Este filme de Buñuel leva-me de regresso ao passado, quando recordo um dos filmes, que mais me marcaram no início da adolescência: O Menino Selvagem de François Truffaut. Para além do filme em si, que hei-de abordar quando puder revê-lo, há a evocação da sala, a do Estúdio 444 na Avenida Defensores de Chaves, uma das que as décadas seguintes se incumbiram de só perdurarem na memória de quantos nelas viram bons filmes.
Lembra-me a folha de sala da Cinemateca, que nela se estreou este filme de Buñuel doze anos depois de produzido no México, onde cumpria a sua primeira fase criativa ali propiciada por um exílio concluído em 1960 quando, sob fortes críticas dos republicanos, regressou à Espanha franquista para rodar Viridiana.
Tratando-se de uma abordagem do crime em que incluiria todas as suas conhecidas obsessões tem, logo nos primeiros minutos, uma cena perturbora, mas tipicamente bunuelina: um miúdo vê a detestada precetora aproximar-se da janela para espreitar a Revolução em curso lá fora e, ao mesmo tempo que manuseia uma caixa de música, ela é mortalmente atingida por uma bala perdida vinda lá de fora. O sorriso que se desenha nos lábios não é propriamente causado pela bala, que lhe abrira um buraco no pescoço, mas por quanto surpreende das coxas desnudadas onde têm particular relevância as ligas a que se prendem as meias. O fetichismo, que tem presença na extensa filmografia do realizador, colhe desse instante um exemplo antológico.
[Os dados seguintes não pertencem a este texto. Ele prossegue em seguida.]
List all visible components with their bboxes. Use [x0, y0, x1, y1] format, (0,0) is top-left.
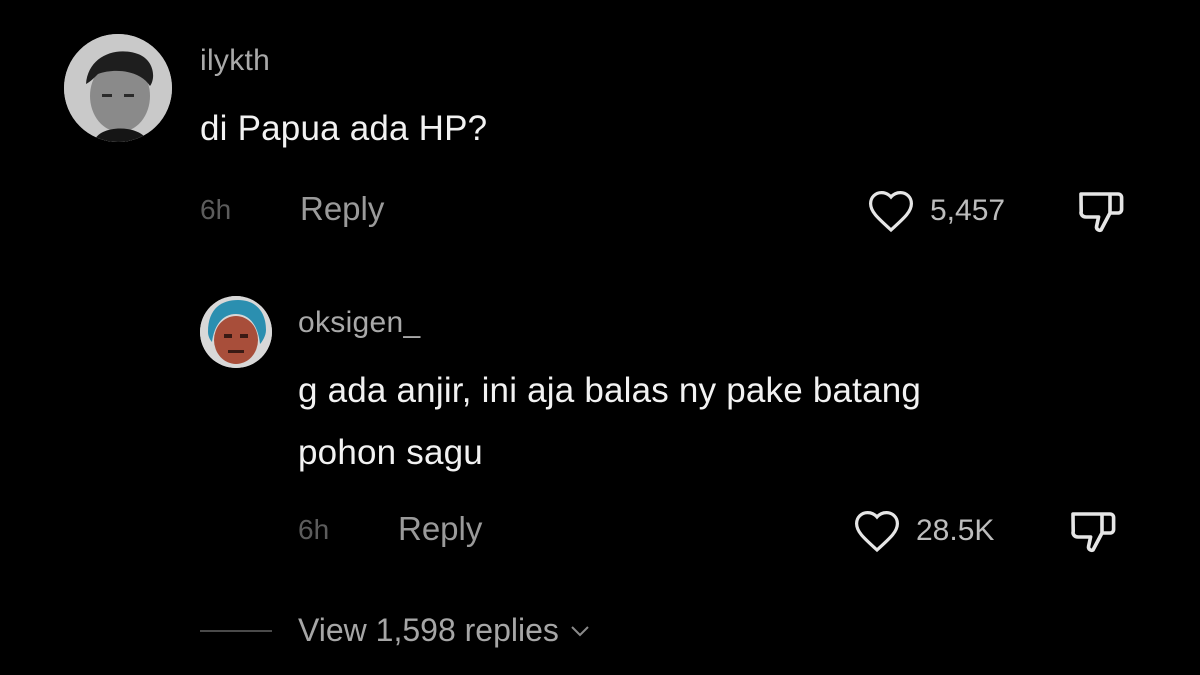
comment-text: di Papua ada HP? [200, 109, 488, 148]
dislike-button[interactable] [1076, 187, 1128, 240]
reply-username[interactable]: oksigen_ [298, 306, 421, 340]
reply-text-line-2: pohon sagu [298, 433, 483, 472]
thumbs-down-icon [1071, 512, 1116, 553]
divider-line [200, 629, 272, 632]
avatar-photo [200, 296, 272, 368]
reply-button[interactable]: Reply [300, 190, 384, 228]
like-button[interactable]: 5,457 [866, 189, 1005, 233]
dislike-button[interactable] [1068, 507, 1120, 560]
reply-timestamp: 6h [298, 514, 330, 545]
like-count: 5,457 [930, 194, 1006, 227]
avatar-ilykth[interactable] [64, 34, 172, 142]
avatar-oksigen[interactable] [200, 296, 272, 368]
heart-outline-icon [868, 190, 914, 233]
heart-outline-icon [854, 510, 900, 553]
like-count: 28.5K [916, 514, 995, 547]
comment-username[interactable]: ilykth [200, 44, 270, 78]
view-replies-label: View 1,598 replies [298, 612, 559, 648]
reply-button[interactable]: Reply [398, 510, 482, 548]
like-button[interactable]: 28.5K [852, 509, 994, 553]
view-replies-button[interactable]: View 1,598 replies [200, 612, 591, 649]
thumbs-down-icon [1079, 192, 1124, 233]
avatar-photo [64, 34, 172, 142]
reply-text-line-1: g ada anjir, ini aja balas ny pake batan… [298, 371, 922, 410]
chevron-down-icon [571, 625, 589, 636]
comment-timestamp: 6h [200, 194, 232, 225]
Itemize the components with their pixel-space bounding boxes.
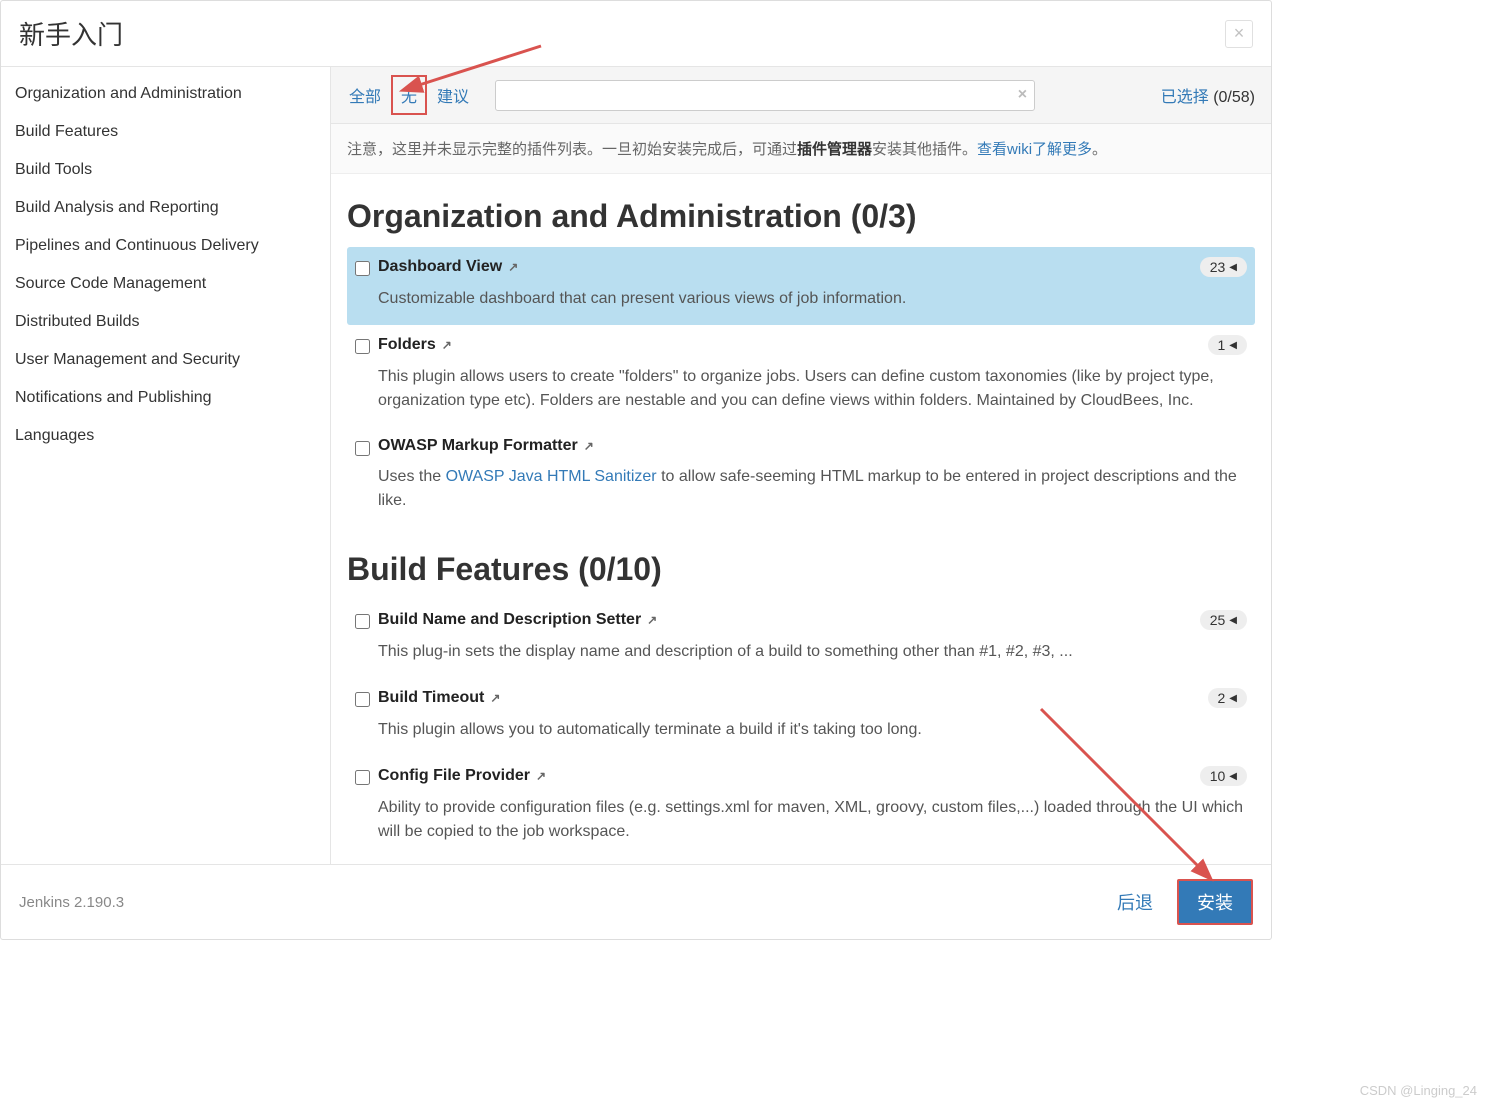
section-title: Build Features (0/10) xyxy=(347,551,1255,588)
sidebar-item-user-mgmt[interactable]: User Management and Security xyxy=(1,341,330,379)
plugin-row[interactable]: Dashboard View↗ 23◀ Customizable dashboa… xyxy=(347,247,1255,325)
plugin-title: OWASP Markup Formatter↗ xyxy=(378,437,594,455)
selected-label: 已选择 xyxy=(1161,89,1209,106)
notice-banner: 注意，这里并未显示完整的插件列表。一旦初始安装完成后，可通过插件管理器安装其他插… xyxy=(331,124,1271,174)
plugin-title: Folders↗ xyxy=(378,336,452,354)
plugin-description: This plugin allows users to create "fold… xyxy=(378,365,1247,413)
modal-footer: Jenkins 2.190.3 后退 安装 xyxy=(1,864,1271,939)
plugin-description: This plugin allows you to automatically … xyxy=(378,718,1247,742)
sidebar-item-build-analysis[interactable]: Build Analysis and Reporting xyxy=(1,189,330,227)
sidebar-item-pipelines[interactable]: Pipelines and Continuous Delivery xyxy=(1,227,330,265)
plugin-row[interactable]: Build Timeout↗ 2◀ This plugin allows you… xyxy=(347,678,1255,756)
tab-none[interactable]: 无 xyxy=(391,75,427,115)
back-button[interactable]: 后退 xyxy=(1103,881,1167,923)
sidebar-item-distributed[interactable]: Distributed Builds xyxy=(1,303,330,341)
sidebar-item-notifications[interactable]: Notifications and Publishing xyxy=(1,379,330,417)
plugin-title: Dashboard View↗ xyxy=(378,258,518,276)
modal-header: 新手入门 × xyxy=(1,1,1271,67)
plugin-checkbox[interactable] xyxy=(355,614,370,629)
tab-suggested[interactable]: 建议 xyxy=(429,77,477,113)
plugin-title: Build Name and Description Setter↗ xyxy=(378,611,657,629)
dependency-badge[interactable]: 25◀ xyxy=(1200,610,1247,630)
dependency-badge[interactable]: 23◀ xyxy=(1200,257,1247,277)
plugin-row[interactable]: OWASP Markup Formatter↗ Uses the OWASP J… xyxy=(347,427,1255,527)
plugin-list[interactable]: 注意，这里并未显示完整的插件列表。一旦初始安装完成后，可通过插件管理器安装其他插… xyxy=(331,124,1271,864)
plugin-description: Customizable dashboard that can present … xyxy=(378,287,1247,311)
external-link-icon[interactable]: ↗ xyxy=(490,691,500,705)
sidebar-item-build-tools[interactable]: Build Tools xyxy=(1,151,330,189)
caret-left-icon: ◀ xyxy=(1229,615,1237,626)
selected-count: 已选择 (0/58) xyxy=(1161,83,1261,107)
plugin-title: Config File Provider↗ xyxy=(378,767,546,785)
sidebar-item-build-features[interactable]: Build Features xyxy=(1,113,330,151)
external-link-icon[interactable]: ↗ xyxy=(536,769,546,783)
modal-body: Organization and Administration Build Fe… xyxy=(1,67,1271,864)
plugin-row[interactable]: Config File Provider↗ 10◀ Ability to pro… xyxy=(347,756,1255,858)
caret-left-icon: ◀ xyxy=(1229,771,1237,782)
plugin-row[interactable]: Folders↗ 1◀ This plugin allows users to … xyxy=(347,325,1255,427)
sidebar-item-languages[interactable]: Languages xyxy=(1,417,330,455)
wiki-link[interactable]: 查看wiki了解更多 xyxy=(977,141,1092,158)
modal-dialog: 新手入门 × Organization and Administration B… xyxy=(0,0,1272,940)
watermark-text: CSDN @Linging_24 xyxy=(1360,1083,1477,1098)
plugin-checkbox[interactable] xyxy=(355,261,370,276)
filter-toolbar: 全部 无 建议 × 已选择 (0/58) xyxy=(331,67,1271,124)
external-link-icon[interactable]: ↗ xyxy=(584,439,594,453)
plugin-row[interactable]: Build Name and Description Setter↗ 25◀ T… xyxy=(347,600,1255,678)
sidebar-item-scm[interactable]: Source Code Management xyxy=(1,265,330,303)
close-icon: × xyxy=(1234,23,1245,44)
section-org-admin: Organization and Administration (0/3) Da… xyxy=(331,174,1271,527)
plugin-description: Uses the OWASP Java HTML Sanitizer to al… xyxy=(378,465,1247,513)
version-label: Jenkins 2.190.3 xyxy=(19,894,124,911)
external-link-icon[interactable]: ↗ xyxy=(647,613,657,627)
dependency-badge[interactable]: 1◀ xyxy=(1208,335,1248,355)
install-button[interactable]: 安装 xyxy=(1177,879,1253,925)
search-clear-icon[interactable]: × xyxy=(1018,86,1027,104)
main-panel: 全部 无 建议 × 已选择 (0/58) 注意，这里并未显示完整的插件列表。一旦… xyxy=(331,67,1271,864)
plugin-checkbox[interactable] xyxy=(355,692,370,707)
caret-left-icon: ◀ xyxy=(1229,340,1237,351)
section-title: Organization and Administration (0/3) xyxy=(347,198,1255,235)
category-sidebar: Organization and Administration Build Fe… xyxy=(1,67,331,864)
plugin-checkbox[interactable] xyxy=(355,770,370,785)
sidebar-item-org-admin[interactable]: Organization and Administration xyxy=(1,75,330,113)
selected-number: (0/58) xyxy=(1213,89,1255,106)
plugin-checkbox[interactable] xyxy=(355,339,370,354)
plugin-description: Ability to provide configuration files (… xyxy=(378,796,1247,844)
caret-left-icon: ◀ xyxy=(1229,262,1237,273)
dependency-badge[interactable]: 10◀ xyxy=(1200,766,1247,786)
search-wrapper: × xyxy=(495,80,1035,111)
section-build-features: Build Features (0/10) Build Name and Des… xyxy=(331,527,1271,864)
plugin-row-partial[interactable] xyxy=(347,858,1255,864)
dependency-badge[interactable]: 2◀ xyxy=(1208,688,1248,708)
plugin-checkbox[interactable] xyxy=(355,441,370,456)
plugin-description: This plug-in sets the display name and d… xyxy=(378,640,1247,664)
external-link-icon[interactable]: ↗ xyxy=(508,260,518,274)
tab-all[interactable]: 全部 xyxy=(341,77,389,113)
plugin-title: Build Timeout↗ xyxy=(378,689,500,707)
caret-left-icon: ◀ xyxy=(1229,693,1237,704)
close-button[interactable]: × xyxy=(1225,20,1253,48)
search-input[interactable] xyxy=(495,80,1035,111)
sanitizer-link[interactable]: OWASP Java HTML Sanitizer xyxy=(446,468,657,485)
modal-title: 新手入门 xyxy=(19,15,123,52)
external-link-icon[interactable]: ↗ xyxy=(442,338,452,352)
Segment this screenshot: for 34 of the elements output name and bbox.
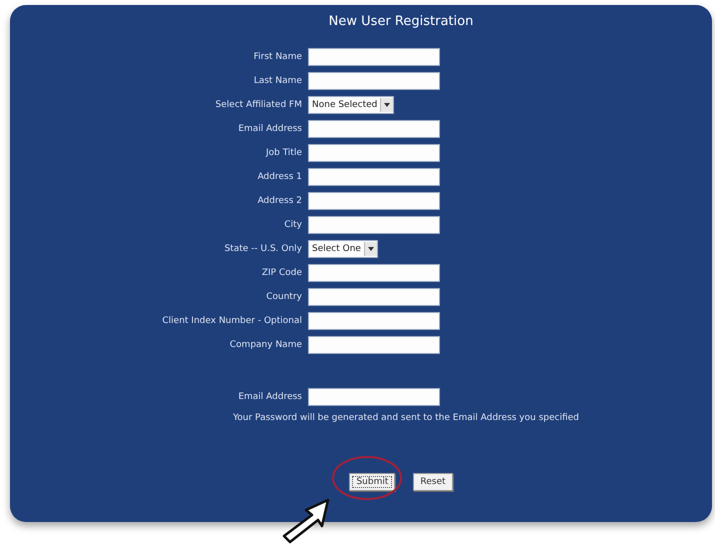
field-label: Select Affiliated FM — [214, 100, 302, 110]
field-label: Client Index Number - Optional — [161, 316, 302, 326]
field-label: Company Name — [228, 340, 302, 350]
input-field[interactable] — [308, 144, 440, 162]
input-field[interactable] — [308, 72, 440, 90]
form-button[interactable]: Reset — [413, 473, 453, 491]
field-label: Job Title — [264, 148, 302, 158]
caret-icon — [364, 242, 377, 256]
input-field[interactable] — [308, 388, 440, 406]
input-field[interactable] — [308, 168, 440, 186]
input-field[interactable] — [308, 120, 440, 138]
input-field[interactable] — [308, 264, 440, 282]
password-note: Your Password will be generated and sent to the Email Address you specified — [232, 413, 580, 423]
field-label: Address 2 — [256, 196, 302, 206]
input-field[interactable] — [308, 48, 440, 66]
field-label: City — [283, 220, 302, 230]
form-title: New User Registration — [328, 14, 474, 29]
field-label: First Name — [252, 52, 302, 62]
input-field[interactable] — [308, 336, 440, 354]
form-button[interactable]: Submit — [349, 473, 396, 491]
input-field[interactable] — [308, 216, 440, 234]
field-label: Country — [265, 292, 302, 302]
input-field[interactable] — [308, 312, 440, 330]
input-field[interactable] — [308, 192, 440, 210]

Archibaldo, assim se chama o miúdo, irá crescer, sempre condicionado pelos estímulos suscitados pela música da tal caixa e por mulheres, que replicam de alguma forma a figura materna cujo distanciamento tanto o afetara. As intenções homicidas apossam-se dele com uma falta de controle, que o levam até à quase execução. Mas, singularmente, essas mortes acabam por acontecer devido a acidentes, que não pela efetiva concretização de quem tanto as desejara.
A questão sobre quem será mais culpado, se quem desejou o ato, se quem acabou por suscitá-lo, complementa-se pela frustração de Archibaldo, que quer ser punido por essas fantasias e não consegue. O polícia manda-o embora da esquadra com o veredito: se fossemos prender todas as pessoas que desejaram matar, num momento ou noutro, o mundo era uma prisão!
Chega-se assim ao happy end, que os críticos julgaram tratar-se de concessão de Buñuel à vontade dos produtores ou dos censores. Mas, em entrevistas, ele negava essa rendição: na forma equívoca como se concluía, o filme causava mais interrogações do que certezas sobre a efetiva identidade do protagonista.